Ein erster Artikel in einer russischen Zeitschrift, ein weiterer im Vorwärts, wo Wilhelm Liebknecht Redakteur war, zeigten bald das schriftstellerische Talent Bruno H. Bürgels. 1899 wurde Bürgel freiberuflicher Schriftsteller. In den Jahren 1903 und 1904 konnte Bürgel auf Empfehlung Wilhelm Foersters Vorlesungen an der Berliner Universität besuchen. Gleichzeitig war er Mitarbeiter verschiedener Verlage. Sein erstes Buch: Aus fernen Welten erschien 1910 und wurde ein großer Erfolg.

Den Ersten Weltkrieg verbrachte Bürgel als Melder an der Westfront. Im Jahr 1919 erschien sein zweites wichtiges Buch: Vom Arbeiter zum Astronomen. Bürgel war als Sozialist gegen den von der Oktoberrevolution in Russland ausgehenden Terror und befürchtete dessen Übergreifen auf Deutschland.

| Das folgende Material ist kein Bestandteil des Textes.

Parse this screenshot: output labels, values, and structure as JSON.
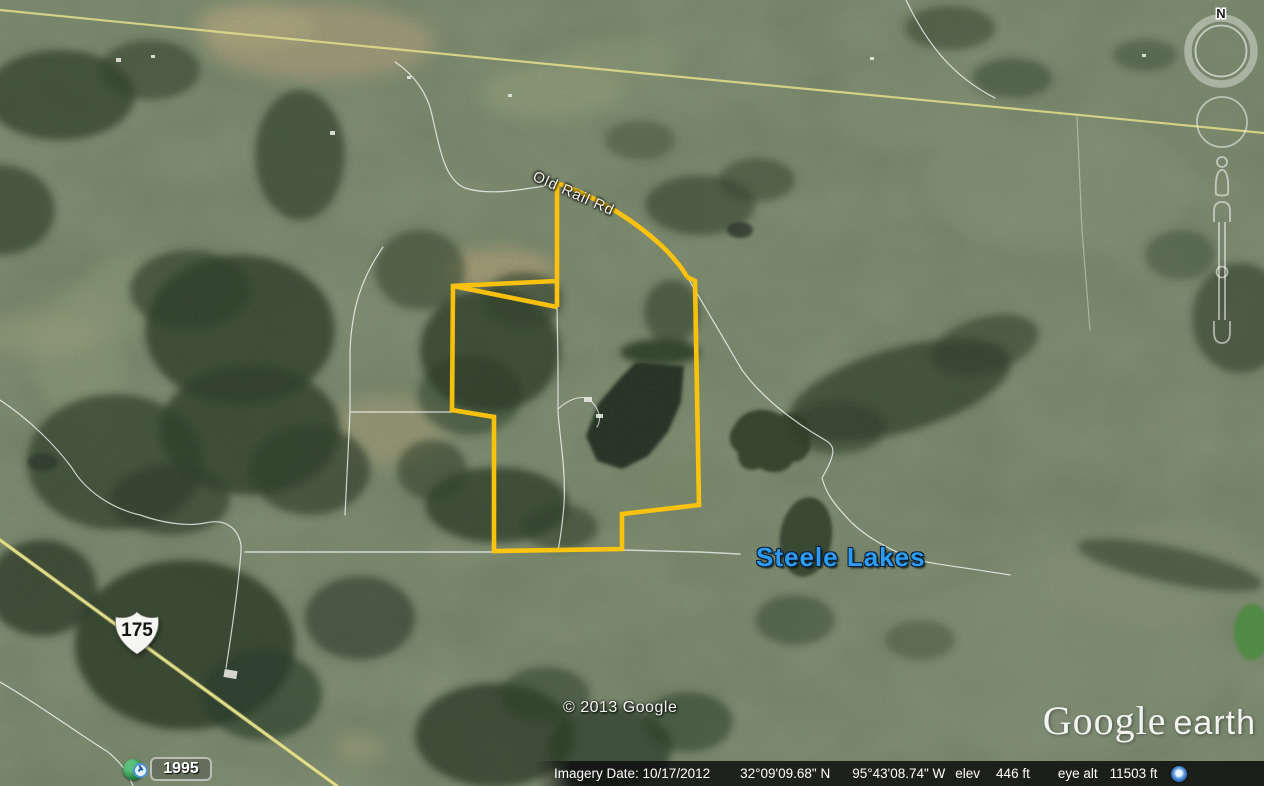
{
  "map": {
    "road_label": "Old Rail Rd",
    "place_label": "Steele Lakes",
    "highway_shield": "175",
    "copyright": "© 2013 Google",
    "historical_imagery_year": "1995",
    "colors": {
      "property_boundary": "#fec50a",
      "place_label_blue": "#2f9bf0",
      "road_yellow": "#e6e08a"
    }
  },
  "logo": {
    "primary": "Google",
    "secondary": "earth"
  },
  "navigation": {
    "north_label": "N"
  },
  "status_bar": {
    "imagery_date": "Imagery Date: 10/17/2012",
    "latitude": "32°09'09.68\" N",
    "longitude": "95°43'08.74\" W",
    "elev_label": "elev",
    "elevation": "446 ft",
    "eye_alt_label": "eye alt",
    "eye_altitude": "11503 ft"
  }
}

In den folgenden Jahren erreichte die Popularität Bürgels ihren Höhepunkt. Dabei dehnte er seinen Arbeitsbereich von der Astronomie auf andere Naturwissenschaften, aber auch auf Philosophie, Geschichte und Pädagogik aus. Sein Märchen vom Doktor Ulebuhle, einem kauzigen alten Gelehrten, dessen Haus mit geheimnisvollen Gegenständen eingerichtet ist, war in den 1920er Jahren ein großer Erfolg. Neben vielen Büchern verfasste er Artikel für verschiedene Zeitschriften, hielt Vorträge und sprach im damals aufkommenden Rundfunk. Seine Arbeit fiel auf fruchtbaren Boden. Wie andere Wissenschaftler dieser Zeit sprach er auf Veranstaltungen der damals beliebten Arbeiterbildungsvereine, wo er sich als Sozialdemokrat zuhause fühlte. Er war mit vielen bedeutenden Persönlichkeiten bekannt. Eng befreundet war er zum Beispiel mit dem Schriftsteller Ehm Welk, der ihm zu einigen seiner Bücher Anregungen gab.

In der Zeit des Nationalsozialismus wurden einige seiner Publikationen Opfer der Zensur. Mit dem Einmarsch der Roten Armee 1945 befürchtete Bürgel wie viele Deutsche die Rache der Sieger. Der von der sowjetischen Militäradministration umgehend angeordnete Schutz seiner Person und seines Eigentums vermittelten ihm die Hoffnung auf eine bessere Zukunft. Er setzte nach dem Zweiten Weltkrieg seine Tätigkeit als Wissenschaftspublizist fort und war Mitbegründer des Kulturbundes. Eine Professur an der Humboldt-Universität zu Berlin, die ihm angeboten wurde, lehnte er ab. Er war bis zu seinem Tode im Jahr 1948 publizistisch aktiv.

Gedenkstätte und Nachlass

Zum URANIA-Planetarium Potsdam gehört seit 1970 die Bruno-H.-Bürgel-Gedenkstätte.[2][3][4] Sie entstand 1955 in Potsdam-Babelsberg, kam 1970 zum Astronomischen Zentrum „Bruno H. Bürgel“ im Neuen Garten, das sich seit der Übernahme durch den URANIA-Verein „Wilhelm Foerster“ Potsdam e. V. 2001 URANIA-Planetarium mit Bruno-H.-Bürgel-Gedenkstätte nennt und seit 2007 im Holländischen Viertel Potsdam, Gutenbergstraße 71/72 zu finden ist. Zur Gedenkstätte gehören Ausstellung und Archiv.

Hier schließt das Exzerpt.